Um die Auswirkungen der digitalen Transformation auf die Zusammenarbeit im Unternehmen besser zu verstehen, haben Campana & Schott und der Fachbereich Wirtschaftsinformatik der TU Darmstadt im vergangenen Jahr erstmals die Deutsche Social Collaboration Studie durchgeführt. Die Studie widmet sich den Anwendungsszenarien und Auswirkungen von Social Collaboration, unabhängig spezifischer Tools. Sie beleuchtet unter welchen Bedingungen sich der Einsatz neuer Technologien für Unternehmen wirklich auszahlt, in welchen Arbeitsszenarien besondere Potenziale bestehen und welche Bedeutung die Kultur eines Unternehmens für die vernetzte Zusammenarbeit hat.
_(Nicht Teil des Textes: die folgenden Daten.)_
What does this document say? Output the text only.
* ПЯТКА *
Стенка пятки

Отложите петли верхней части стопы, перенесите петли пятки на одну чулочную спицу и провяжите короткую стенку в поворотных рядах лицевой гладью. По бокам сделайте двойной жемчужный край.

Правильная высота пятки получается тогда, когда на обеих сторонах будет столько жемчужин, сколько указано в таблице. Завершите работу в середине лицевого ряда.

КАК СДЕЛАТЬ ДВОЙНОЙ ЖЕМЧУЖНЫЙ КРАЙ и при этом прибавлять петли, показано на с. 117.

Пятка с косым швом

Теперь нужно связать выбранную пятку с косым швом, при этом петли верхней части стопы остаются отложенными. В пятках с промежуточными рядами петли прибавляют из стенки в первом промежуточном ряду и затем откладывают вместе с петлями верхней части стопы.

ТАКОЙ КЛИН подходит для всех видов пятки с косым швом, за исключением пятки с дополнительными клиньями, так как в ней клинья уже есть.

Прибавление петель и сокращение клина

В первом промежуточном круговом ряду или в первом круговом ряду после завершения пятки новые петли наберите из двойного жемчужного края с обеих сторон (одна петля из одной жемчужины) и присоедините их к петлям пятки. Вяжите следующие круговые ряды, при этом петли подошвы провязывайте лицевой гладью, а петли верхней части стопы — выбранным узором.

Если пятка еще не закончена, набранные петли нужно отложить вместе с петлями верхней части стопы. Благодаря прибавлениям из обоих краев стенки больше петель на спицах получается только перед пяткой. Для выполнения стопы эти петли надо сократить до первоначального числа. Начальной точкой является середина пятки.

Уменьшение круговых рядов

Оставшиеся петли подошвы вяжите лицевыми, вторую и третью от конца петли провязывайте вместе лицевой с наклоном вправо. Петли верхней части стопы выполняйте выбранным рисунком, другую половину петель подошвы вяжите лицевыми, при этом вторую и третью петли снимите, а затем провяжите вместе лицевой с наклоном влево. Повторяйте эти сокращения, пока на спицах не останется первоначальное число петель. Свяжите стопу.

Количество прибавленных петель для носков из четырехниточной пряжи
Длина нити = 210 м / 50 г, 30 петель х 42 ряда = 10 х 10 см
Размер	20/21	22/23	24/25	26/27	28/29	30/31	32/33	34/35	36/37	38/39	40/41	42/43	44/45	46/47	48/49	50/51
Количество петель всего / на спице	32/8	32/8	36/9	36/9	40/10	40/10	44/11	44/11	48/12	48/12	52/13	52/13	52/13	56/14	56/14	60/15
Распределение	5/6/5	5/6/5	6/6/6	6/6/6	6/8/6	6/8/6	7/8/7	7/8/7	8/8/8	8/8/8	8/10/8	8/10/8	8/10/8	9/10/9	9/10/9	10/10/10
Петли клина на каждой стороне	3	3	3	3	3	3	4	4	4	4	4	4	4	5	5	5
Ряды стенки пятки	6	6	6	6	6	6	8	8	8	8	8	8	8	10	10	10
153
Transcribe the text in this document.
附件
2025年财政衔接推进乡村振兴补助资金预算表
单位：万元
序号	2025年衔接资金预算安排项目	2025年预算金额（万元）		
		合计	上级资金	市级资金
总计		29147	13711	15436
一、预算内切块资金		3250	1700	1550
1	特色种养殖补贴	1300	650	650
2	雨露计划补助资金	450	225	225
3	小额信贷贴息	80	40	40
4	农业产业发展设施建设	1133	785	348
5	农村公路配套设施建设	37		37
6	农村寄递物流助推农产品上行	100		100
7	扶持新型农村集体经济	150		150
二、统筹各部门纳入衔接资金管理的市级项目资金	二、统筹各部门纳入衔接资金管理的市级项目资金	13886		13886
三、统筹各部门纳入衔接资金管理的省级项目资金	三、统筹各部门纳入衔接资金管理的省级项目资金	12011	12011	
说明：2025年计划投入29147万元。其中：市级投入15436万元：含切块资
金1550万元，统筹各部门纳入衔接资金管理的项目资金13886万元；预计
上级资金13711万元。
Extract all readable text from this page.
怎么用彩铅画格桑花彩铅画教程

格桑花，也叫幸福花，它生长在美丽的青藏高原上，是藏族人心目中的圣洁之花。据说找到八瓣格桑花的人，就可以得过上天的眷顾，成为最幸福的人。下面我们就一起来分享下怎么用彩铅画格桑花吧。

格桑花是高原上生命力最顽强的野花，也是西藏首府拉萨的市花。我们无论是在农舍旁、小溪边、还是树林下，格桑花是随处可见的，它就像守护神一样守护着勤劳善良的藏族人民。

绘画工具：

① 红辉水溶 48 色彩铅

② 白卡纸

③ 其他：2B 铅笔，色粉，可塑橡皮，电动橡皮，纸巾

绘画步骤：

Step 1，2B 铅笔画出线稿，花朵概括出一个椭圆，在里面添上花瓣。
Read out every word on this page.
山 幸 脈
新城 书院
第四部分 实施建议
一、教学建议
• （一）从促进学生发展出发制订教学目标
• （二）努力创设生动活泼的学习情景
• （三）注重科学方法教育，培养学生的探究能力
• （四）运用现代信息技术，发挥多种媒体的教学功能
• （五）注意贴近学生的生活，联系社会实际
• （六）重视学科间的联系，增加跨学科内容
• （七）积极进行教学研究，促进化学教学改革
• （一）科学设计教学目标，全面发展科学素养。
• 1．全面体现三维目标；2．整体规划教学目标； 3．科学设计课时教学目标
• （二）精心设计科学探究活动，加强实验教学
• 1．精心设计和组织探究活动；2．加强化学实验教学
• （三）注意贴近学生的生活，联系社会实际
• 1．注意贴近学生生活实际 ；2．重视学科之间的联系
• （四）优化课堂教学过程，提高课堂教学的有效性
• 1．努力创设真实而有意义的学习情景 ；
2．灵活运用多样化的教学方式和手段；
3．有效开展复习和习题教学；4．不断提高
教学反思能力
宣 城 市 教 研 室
Die Neuauflage soll einen Gesamtüberblick über die Nutzung moderner Technologien zur vernetzten Zusammenarbeit geben. Ein besonderer Fokus liegt auf Einsatzmöglichkeiten und Nutzen von sogenannten Enterprise Social Networks. Aufgrund des hohen Interesses wird die Erhebung darüber hinaus auf Österreich und die deutschsprachige Schweiz ausgeweitet. Bis zum 31. Januar 2017 haben Unternehmen die Möglichkeit an der Online-Befragung teilzunehmen.

"Die Art wie wir zusammenarbeiten bestimmt ganz wesentlich, welche Ergebnisse wir dabei erzielen werden. Unsere erste Studie lieferte eine richtungsweisende Orientierung. Wir haben die Untersuchung aber bewusst mehrjährig angelegt, um Trends frühzeitig aufspüren und wertvolle Hilfestellung für die Teilnehmer, aber auch andere Unternehmen, geben zu können", so Boris Ovcak, Director Social Collaboration bei Campana & Schott.

Die Ergebnisse 2016
Obwohl Vorstände, Geschäftsführer und CIOs immer wieder den hohen Stellenwert von Social Collaboration in ihrem Unternehmen betonen, zeigte die erste Umfrage unter 519 Mitarbeitern von Unternehmen unterschiedlicher Größe und Branchen, dass zwischen den hohen Erwartungen und dem Unternehmensalltag noch eine große Lücke klafft. Auf einer Skala von "0" (vollständig analog) bis "3" (vollständig digital) erzielten die befragten Unternehmen einen durchschnittlichen Reifegrad von 1,24. Das heißt, persönliche Kontakte, Telefonate und E-Mails standen nach wie vor hoch im Kurs.
 
Gleichzeitig konnte die Studie aber einen deutlichen Zusammenhang zwischen der Nutzung von fortschrittlichen Technologien und der eigenen Arbeitseffizienz nachweisen. Folglich können Unternehmen ihre Produktivität verbessern, wenn sie geeignete Lösungen bereitstellen und dafür sorgen, dass sie auch genutzt werden.

Unternehmen mit 1.000 bis 20.000 Mitarbeitern hatten im Durchschnitt einen niedrigeren Reifegrad als größere Unternehmen und schnitten auch bei der Effizienz schlechter ab. Diejenigen, die fortschrittliche Technologien nutzten, bewerteten ihre Effizienz um 58 Prozent höher.